Of that total, they’ve paid only $533,000, leaving a deficit of $172,000. This shortfall isn’t new. In 2015-2016, nations underpaid their bills by $116,000, and in 2017 by $129,000. In total, nations have under paid their bills by 15 percent, or about $418,000.

In theory, the treaty has nearly a hundred nations devoted to it in word and deed. But in practice, the treaty runs on the checks cut by its most important funders—the two most generous of whom are Japan and the United States. The U.S. is paying to sit here and be abused.

The U.S. unwisely signed the treaty in 2013 under President Barack Obama, but there is no prospect that the Senate will ratify it soon, or ever. In fact, over half the Senate explicitly opposes the treaty. Congress has repeatedly banned funding to implement it.

Yet the U.S. payments continue. Over the past three years, the U.S. has paid in over $262,000. These funds have not gone merely to pay for the four seats the U.S. delegation is currently occupying in front of me. They are paying a substantial part of the budget of the treaty secretariat, which is, in its own words, responsible for “assist[ing] states parties in the effective implementation of the treaty.”

Under the terms of the congressional ban, this U.S. contribution is indefensible.

Moreover, it buys the U.S. nothing. It does not get the U.S. into the conference room—this room is full of nations that are not paying their bills. Nor does it buy the U.S. any goodwill, as the U.S. is, along with the United Kingdom and Israel, one of the few nations regularly condemned by name in the meeting.

Yet it’s the U.S. that is paying the bills for the near-majority of delinquents. Over the past three years, the treaty has sent invoices to 140 nations. Of them, 69 are behind on their payments, including 51 for 2018. Thirty-one nations are so far behind that, under the treaty’s own terms, they aren’t eligible to vote in this meeting

Of course, the treaty isn’t the only international organization that has trouble getting its members to pay up. But compare Interpol, the international organization of police, to the treaty.
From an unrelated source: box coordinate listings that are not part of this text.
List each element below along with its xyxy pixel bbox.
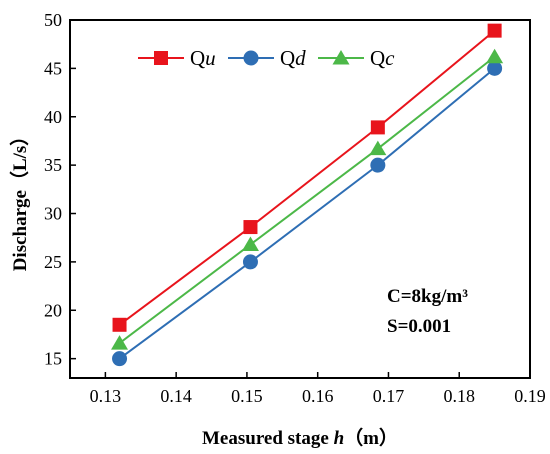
- legend-label-main: Q: [280, 46, 295, 70]
- legend-label-qd: Qd: [280, 46, 306, 70]
- y-tick-label: 50: [44, 10, 62, 30]
- data-point-qc: [486, 48, 504, 64]
- legend-label-qc: Qc: [370, 46, 395, 70]
- data-point-qd: [112, 351, 128, 367]
- x-tick-label: 0.14: [160, 386, 192, 406]
- y-tick-label: 30: [44, 204, 62, 224]
- y-axis-label: Discharge（L/s）: [8, 127, 31, 272]
- series-qc: [111, 48, 504, 350]
- legend-label-main: Q: [370, 46, 385, 70]
- legend-marker-qc: [332, 50, 350, 65]
- data-point-qu: [112, 317, 127, 332]
- x-tick-label: 0.17: [373, 386, 405, 406]
- legend: Qu Qd Qc: [138, 46, 395, 70]
- legend-label-subscript: d: [295, 46, 306, 70]
- data-point-qc: [241, 236, 259, 251]
- legend-entry-qu: Qu: [138, 46, 216, 70]
- series-qd: [112, 60, 503, 367]
- y-tick-label: 20: [44, 300, 62, 320]
- x-axis-label-variable: h: [334, 428, 345, 449]
- x-tick-label: 0.19: [514, 386, 546, 406]
- annotation-slope: S=0.001: [387, 316, 451, 337]
- data-point-qd: [487, 60, 503, 76]
- y-tick-label: 35: [44, 155, 62, 175]
- plot-frame: [69, 19, 531, 379]
- ticks-layer: 0.13 0.14 0.15 0.16 0.17 0.18 0.19 15 20 25 30 35 40…: [44, 10, 546, 406]
- y-tick-label: 15: [44, 349, 62, 369]
- x-tick-label: 0.15: [231, 386, 263, 406]
- data-point-qd: [370, 157, 386, 173]
- x-tick-label: 0.13: [90, 386, 122, 406]
- y-tick-label: 25: [44, 252, 62, 272]
- legend-label-qu: Qu: [190, 46, 216, 70]
- data-point-qu: [487, 23, 502, 38]
- legend-marker-qd: [243, 50, 259, 66]
- series-layer: [111, 23, 504, 367]
- legend-label-subscript: u: [205, 46, 216, 70]
- data-point-qc: [369, 140, 387, 156]
- y-tick-label: 45: [44, 58, 62, 78]
- data-point-qu: [243, 220, 258, 235]
- legend-marker-qu: [154, 51, 168, 65]
- y-tick-label: 40: [44, 107, 62, 127]
- x-tick-label: 0.18: [443, 386, 475, 406]
- x-axis-label: Measured stage h（m）: [202, 426, 398, 449]
- legend-entry-qd: Qd: [228, 46, 306, 70]
- series-line-qu: [118, 29, 496, 326]
- series-line-qd: [118, 67, 496, 360]
- annotation-concentration: C=8kg/m³: [387, 286, 468, 307]
- legend-label-main: Q: [190, 46, 205, 70]
- data-point-qc: [111, 335, 129, 350]
- x-tick-label: 0.16: [302, 386, 334, 406]
- legend-label-subscript: c: [385, 46, 395, 70]
- x-axis-label-unit: （m）: [344, 426, 398, 449]
- data-point-qd: [242, 254, 258, 270]
- series-line-qc: [118, 55, 496, 344]
- data-point-qu: [370, 120, 385, 135]
- series-qu: [112, 23, 502, 332]
- legend-entry-qc: Qc: [318, 46, 395, 70]
- x-axis-label-text: Measured stage: [202, 428, 334, 449]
Interpol member nations are required to pay over $52 million annually, and are only $3.3 million, or 6 percent behind. The treaty’s 15 percent deficit shows just how much its members actually care about it by comparison.

What does this meeting plan to do about the treaty’s deficit? Well, since the meeting rarely, if ever, actually votes on anything, depriving the delinquents of their right to vote is meaningless, and the meeting won’t dare to do it anyhow.

So in practice, the plan is to beg everyone to pay up—which will achieve nothing—and to ask everyone, including the U.S., to pay up to 5 percent more to cover the deficit.

The treaty’s members don’t pay their bills. They increasingly fail to file the annual reports the treaty requires them to file. The victories the treaty’s supporters celebrate are won exclusively against Western democracies. They condemn the U.S. while ignoring China, Russia, and Iran, to name only a few. The treaty even allowed the Palestinians to join as a member state.

The U.S. can’t prevent the treaty from getting worse, as—even if we were foolish enough to ratify it and so get a vote—voting is by three-quarters’ majority. We don’t even object when other speakers attack us by name, and we sit tamely listening to the Palestinians attack Israel. The treaty does nothing to restrain our enemies, and seeks to slowly constrain our ability to defend ourselves and our allies.

And yet we’re paying about $90,000 a year to it. Time to drain the swamp.